Toddlers: the things no-one ever tells you
Children don’t come with an instruction manual, do they? If the evolutionary process was so clever, you’d think that would have been rectified by now (Just imagine! “Congratulations Mr and Mrs Crawshaw! It’s a girl. Oh, and here’s the full, personalised manual, ‘What to do now, stages 0-18”).
Of course, that would make it all too easy, wouldn’t it? So instead you have millions of contradictory baby books and conflicting sources of advice, or just feeling your way around in the dark until it all kind of naturally clicks into place at some point. Which I suppose is part of the, erm, fun.
There’s so much focus on the newborn stage – NCT, Emma’s Diary, millions of midwife appointments – and then one day you look up and there’s a miniature person running around, with thoughts and opinions and everything. Who really wants two bowls of cereal, but definitely does not want to wear any clothes. Out of almost no-where, you have a toddler. Something they never warn you about when you’re pregnant.
And that’s probably a good thing.
So here’s a guide to toddler behaviour and all the things no-one ever tells you:
- You’ll spend a lot of time picking bits of orange Play Doh out of the carpet
- There are stickers everywhere; door frames, the floorboards, the sofa, your socks
- As the mother of a toddler, you’ll be able to instantly conjure up enthusiasm, a skill previously only reserved for after you’d inhaled half a bottle of wine
- You also have no shame
- Everyone else’s toddler will sleep better than yours (says the person writing this on their phone, clinging on to the edge of the bed, with a small foot in their ear)
- And you need never set an alarm again, apart from on the one day you have to go somewhere and they’re still asleep
- It will still take hours and hours to leave the house
- Fancy a nice relaxing bath once they’re finally in bed?

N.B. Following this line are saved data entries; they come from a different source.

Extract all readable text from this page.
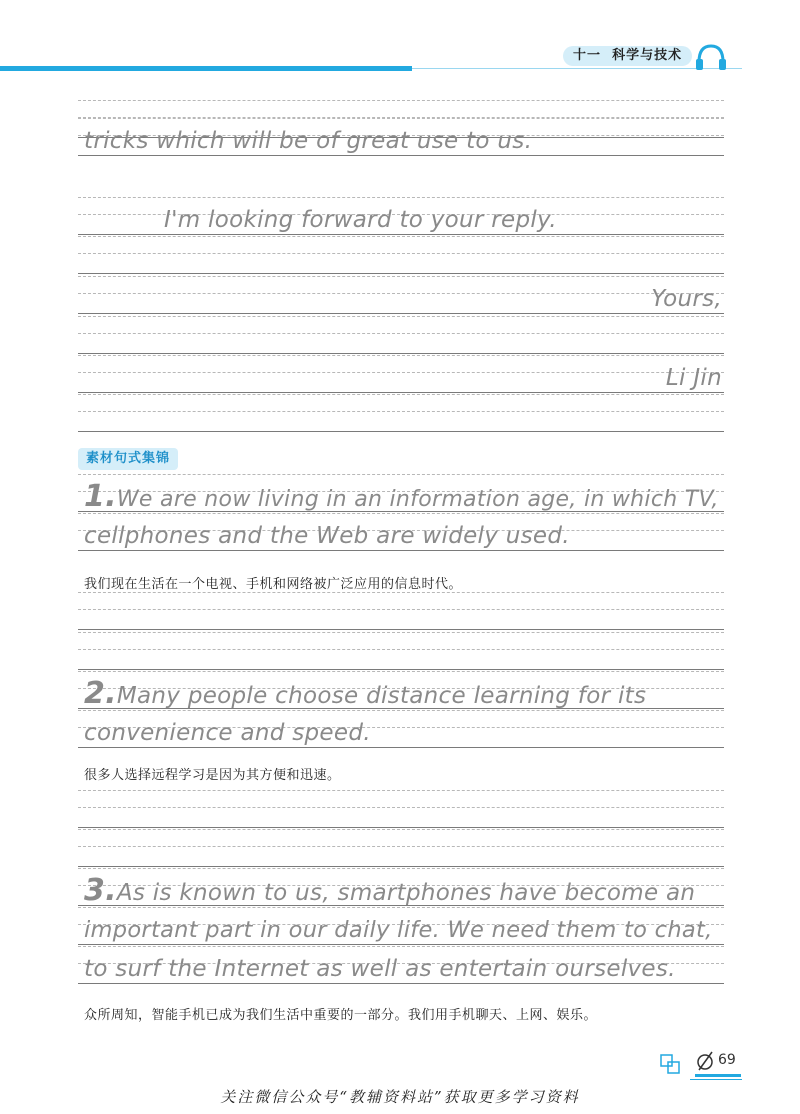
十一 科学与技术
tricks which will be of great use to us.
I'm looking forward to your reply.
Yours,
Li Jin
素材句式集锦
1.We are now living in an information age, in which TV,
cellphones and the Web are widely used.
我们现在生活在一个电视、手机和网络被广泛应用的信息时代。
2.Many people choose distance learning for its
convenience and speed.
很多人选择远程学习是因为其方便和迅速。
3.As is known to us, smartphones have become an
important part in our daily life. We need them to chat,
to surf the Internet as well as entertain ourselves.
众所周知，智能手机已成为我们生活中重要的一部分。我们用手机聊天、上网、娱乐。
69
关注微信公众号“教辅资料站”获取更多学习资料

You’ll have to move armfuls of bath toys, bath books, Peppa-shaped flannels, toy ducks and the TV remote out of the way first
- They will be magnetically attracted to only your most expensive make-up
- Some days you’ll feel like hiding in the kitchen; some days you actually will
- Despite swearing that your child will never, ever watch TV, you and your husband could spend a good ten minutes discussing the brilliance of Ben and Holly, and it’s a text-able event when you see a new Peppa
- They have intricate systems and methods of organising that are their way of making sense of the world (but pretty weird when you happen across the tea set arranged all over your kitchen step)

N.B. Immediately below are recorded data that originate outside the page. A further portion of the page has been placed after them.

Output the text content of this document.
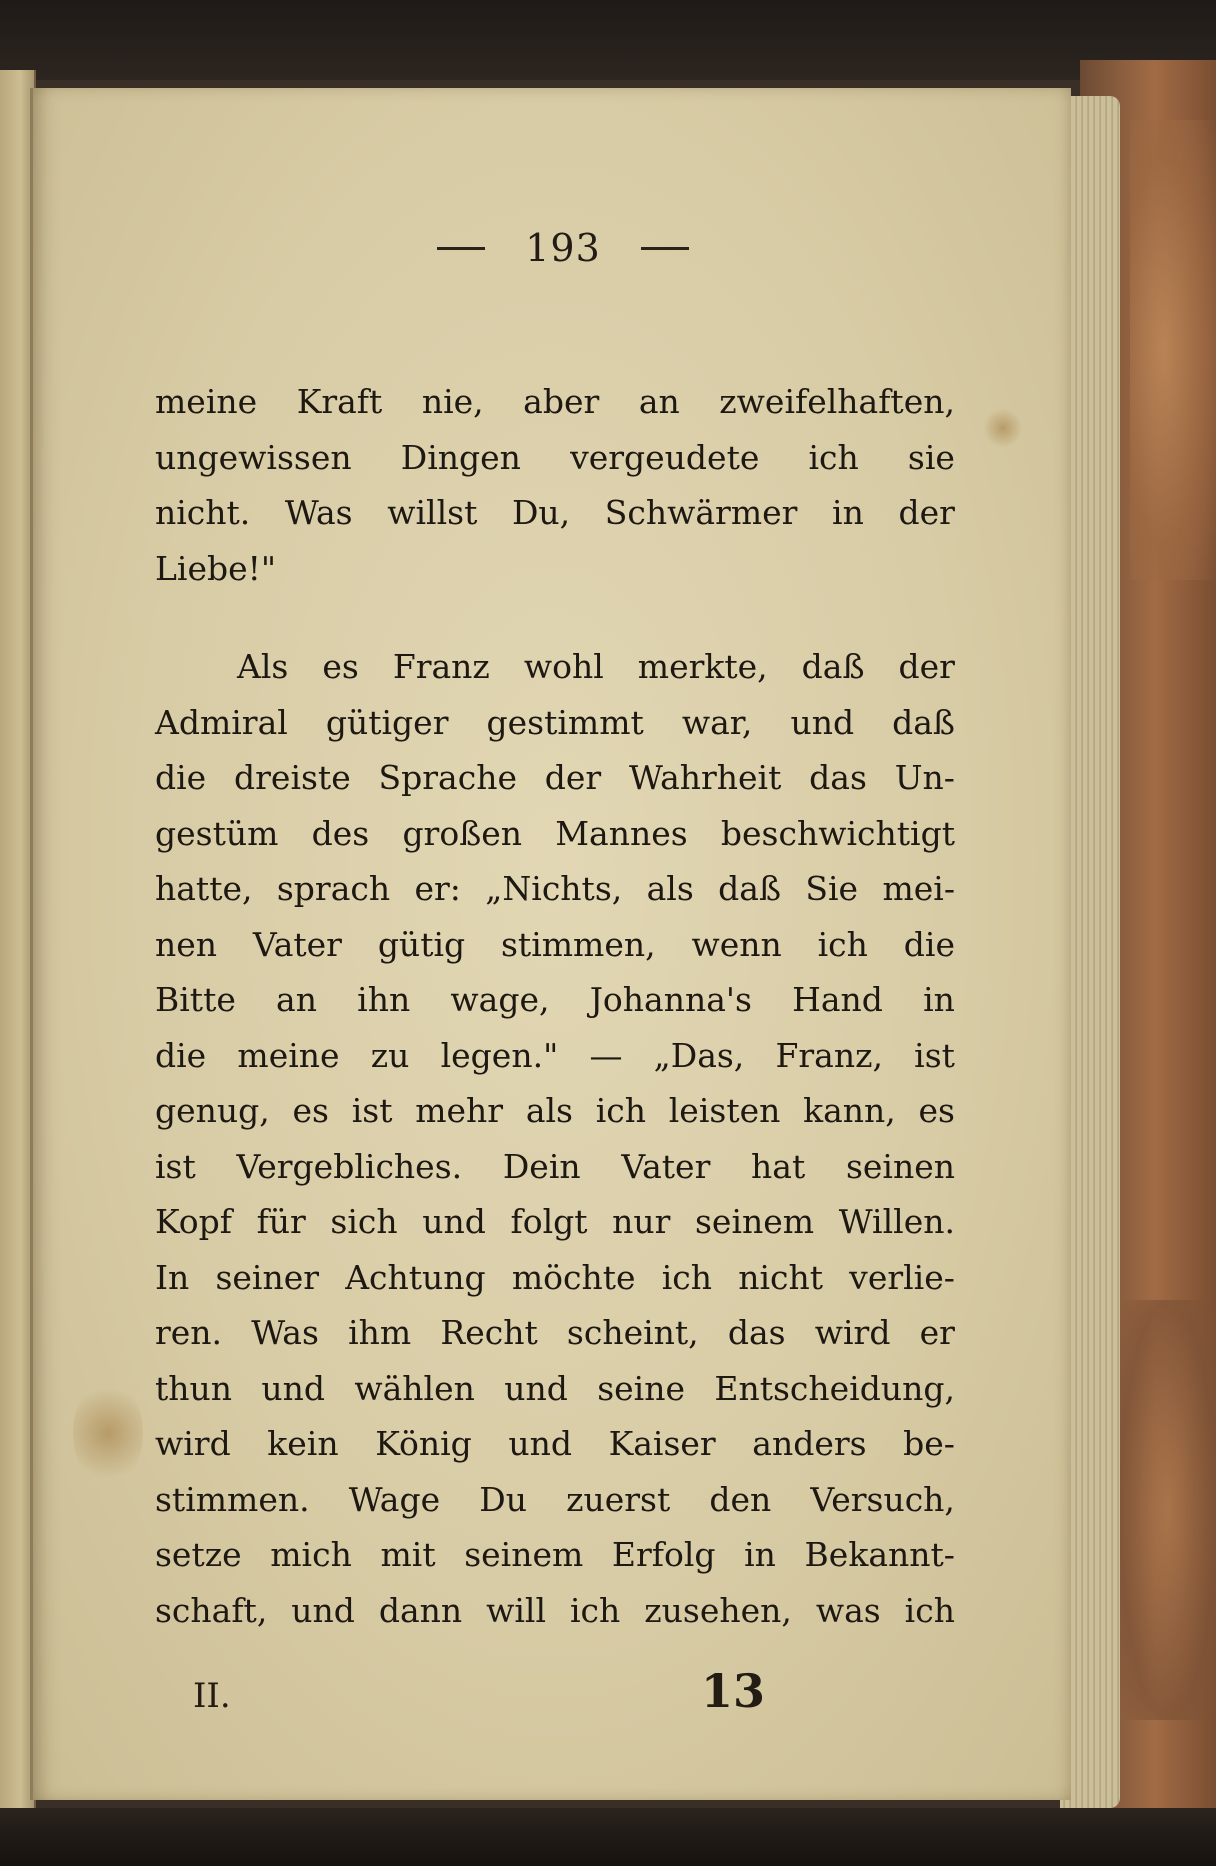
193
meine Kraft nie, aber an zweifelhaften,
ungewissen Dingen vergeudete ich sie
nicht. Was willst Du, Schwärmer in der
Liebe!"
Als es Franz wohl merkte, daß der
Admiral gütiger gestimmt war, und daß
die dreiste Sprache der Wahrheit das Un-
gestüm des großen Mannes beschwichtigt
hatte, sprach er: „Nichts, als daß Sie mei-
nen Vater gütig stimmen, wenn ich die
Bitte an ihn wage, Johanna's Hand in
die meine zu legen." — „Das, Franz, ist
genug, es ist mehr als ich leisten kann, es
ist Vergebliches. Dein Vater hat seinen
Kopf für sich und folgt nur seinem Willen.
In seiner Achtung möchte ich nicht verlie-
ren. Was ihm Recht scheint, das wird er
thun und wählen und seine Entscheidung,
wird kein König und Kaiser anders be-
stimmen. Wage Du zuerst den Versuch,
setze mich mit seinem Erfolg in Bekannt-
schaft, und dann will ich zusehen, was ich
II.	13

- One day, you’ll find a stock of baby things in the cupboard (Infacol, Dentinox, and so on) and fail to remember what it’s all for…relief
- You also no longer spend every spare second Googling ‘what is that red mark on my child?’ and ‘why are they making a funny noise?’
- Your house will never be tidy for longer than the longest naptime, even though you spend what seems like every waking moment picking up toys from the floor
- And the most important thing; toddlers are insanely brilliant, and just keep getting better and better.